The sequels were also received positively, although less so. Travis M. Andrews of The Washington Post positively reviewed the Mulaney tradition as a whole, saying that its infrequency and absurdity made it stand out compared to what he criticized as the show's routine cold open. David Sims likewise referred to "Airport Sushi" as "the best Saturday Night Live has been this season". Joe Reid and Garrett Martin, however, both noted "Bodega Bathrooms similarities to "Diner Lobster", but criticized it for scattering the songs across multiple musicals, arguing that it sapped some of the focus and absurdity.

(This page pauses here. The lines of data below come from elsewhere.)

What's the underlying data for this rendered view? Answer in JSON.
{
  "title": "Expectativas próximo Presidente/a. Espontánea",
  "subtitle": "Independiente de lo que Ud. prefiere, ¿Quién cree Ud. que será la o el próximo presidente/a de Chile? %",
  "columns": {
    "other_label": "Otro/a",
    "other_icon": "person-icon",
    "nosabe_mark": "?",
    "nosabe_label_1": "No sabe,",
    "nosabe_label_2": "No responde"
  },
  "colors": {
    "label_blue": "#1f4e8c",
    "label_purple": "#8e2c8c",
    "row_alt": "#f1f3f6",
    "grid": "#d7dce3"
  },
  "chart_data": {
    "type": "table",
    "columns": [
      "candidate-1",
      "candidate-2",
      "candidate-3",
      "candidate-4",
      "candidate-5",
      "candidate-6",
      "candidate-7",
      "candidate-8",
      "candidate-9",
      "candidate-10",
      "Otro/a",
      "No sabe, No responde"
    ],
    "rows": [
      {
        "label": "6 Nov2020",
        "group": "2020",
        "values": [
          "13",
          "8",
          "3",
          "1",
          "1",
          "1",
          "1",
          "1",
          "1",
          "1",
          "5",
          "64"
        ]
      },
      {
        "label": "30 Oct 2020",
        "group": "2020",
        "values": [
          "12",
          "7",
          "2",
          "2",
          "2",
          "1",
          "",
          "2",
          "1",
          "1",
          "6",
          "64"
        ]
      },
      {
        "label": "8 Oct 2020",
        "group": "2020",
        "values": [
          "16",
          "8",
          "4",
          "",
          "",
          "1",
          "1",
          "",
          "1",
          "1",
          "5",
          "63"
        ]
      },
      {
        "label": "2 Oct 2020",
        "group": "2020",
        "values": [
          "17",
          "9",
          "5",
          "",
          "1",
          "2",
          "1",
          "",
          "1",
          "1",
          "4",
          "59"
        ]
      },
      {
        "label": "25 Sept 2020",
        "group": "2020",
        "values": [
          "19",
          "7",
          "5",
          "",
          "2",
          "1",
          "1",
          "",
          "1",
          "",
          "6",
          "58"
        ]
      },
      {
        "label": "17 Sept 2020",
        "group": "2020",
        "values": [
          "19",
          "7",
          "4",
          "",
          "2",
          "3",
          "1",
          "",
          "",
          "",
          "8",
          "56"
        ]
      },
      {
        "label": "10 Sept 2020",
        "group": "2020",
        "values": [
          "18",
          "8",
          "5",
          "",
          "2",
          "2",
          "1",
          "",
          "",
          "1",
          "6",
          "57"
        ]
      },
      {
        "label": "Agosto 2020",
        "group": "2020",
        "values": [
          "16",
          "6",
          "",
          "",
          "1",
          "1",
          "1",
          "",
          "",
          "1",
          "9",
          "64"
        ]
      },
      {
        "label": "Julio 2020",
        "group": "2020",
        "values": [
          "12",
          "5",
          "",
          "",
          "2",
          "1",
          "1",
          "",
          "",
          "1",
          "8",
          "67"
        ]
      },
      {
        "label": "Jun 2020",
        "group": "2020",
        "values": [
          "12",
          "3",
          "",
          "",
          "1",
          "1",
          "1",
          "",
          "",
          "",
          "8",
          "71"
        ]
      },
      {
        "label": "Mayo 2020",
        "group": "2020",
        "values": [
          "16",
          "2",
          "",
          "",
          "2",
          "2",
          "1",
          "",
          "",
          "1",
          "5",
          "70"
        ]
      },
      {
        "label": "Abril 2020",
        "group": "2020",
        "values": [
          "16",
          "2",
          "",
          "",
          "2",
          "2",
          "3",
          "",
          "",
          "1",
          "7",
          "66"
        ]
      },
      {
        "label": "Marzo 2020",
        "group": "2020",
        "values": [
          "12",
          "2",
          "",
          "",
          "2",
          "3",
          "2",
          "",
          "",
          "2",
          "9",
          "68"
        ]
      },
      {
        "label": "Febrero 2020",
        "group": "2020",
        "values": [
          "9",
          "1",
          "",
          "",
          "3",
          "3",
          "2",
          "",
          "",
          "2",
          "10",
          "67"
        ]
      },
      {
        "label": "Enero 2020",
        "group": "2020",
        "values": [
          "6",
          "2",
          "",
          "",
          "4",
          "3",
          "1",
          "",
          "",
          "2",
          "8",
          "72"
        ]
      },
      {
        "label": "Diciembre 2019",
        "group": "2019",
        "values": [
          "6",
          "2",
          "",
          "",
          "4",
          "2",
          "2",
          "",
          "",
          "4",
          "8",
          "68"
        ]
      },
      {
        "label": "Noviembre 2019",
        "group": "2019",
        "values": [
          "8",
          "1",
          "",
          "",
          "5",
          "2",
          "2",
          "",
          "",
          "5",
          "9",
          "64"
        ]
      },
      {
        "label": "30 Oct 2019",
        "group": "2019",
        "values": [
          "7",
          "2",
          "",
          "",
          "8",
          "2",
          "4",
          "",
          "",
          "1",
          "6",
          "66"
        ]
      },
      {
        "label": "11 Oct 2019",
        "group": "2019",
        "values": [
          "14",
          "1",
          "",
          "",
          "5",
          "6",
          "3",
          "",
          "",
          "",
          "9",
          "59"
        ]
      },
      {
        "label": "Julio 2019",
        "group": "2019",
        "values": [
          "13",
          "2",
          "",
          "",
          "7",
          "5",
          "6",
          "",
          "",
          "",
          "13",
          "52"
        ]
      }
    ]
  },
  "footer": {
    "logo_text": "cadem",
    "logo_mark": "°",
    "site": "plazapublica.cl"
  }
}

Kenan Thompson used the episode containing "Diner Lobster" as his submission for a Primetime Emmy Award for Outstanding Supporting Actor in a Comedy Series in 2018; he also participated in another sketch in the episode, a parody on Wild Wild Country. Thompson received a nomination, but the award went to Henry Winkler. The sketch itself was given the "Best Variety Sketch" award by the animal rights organization People for the Ethical Treatment of Animals for "highlighting the excruciating pain that crustaceans feel when boiled alive".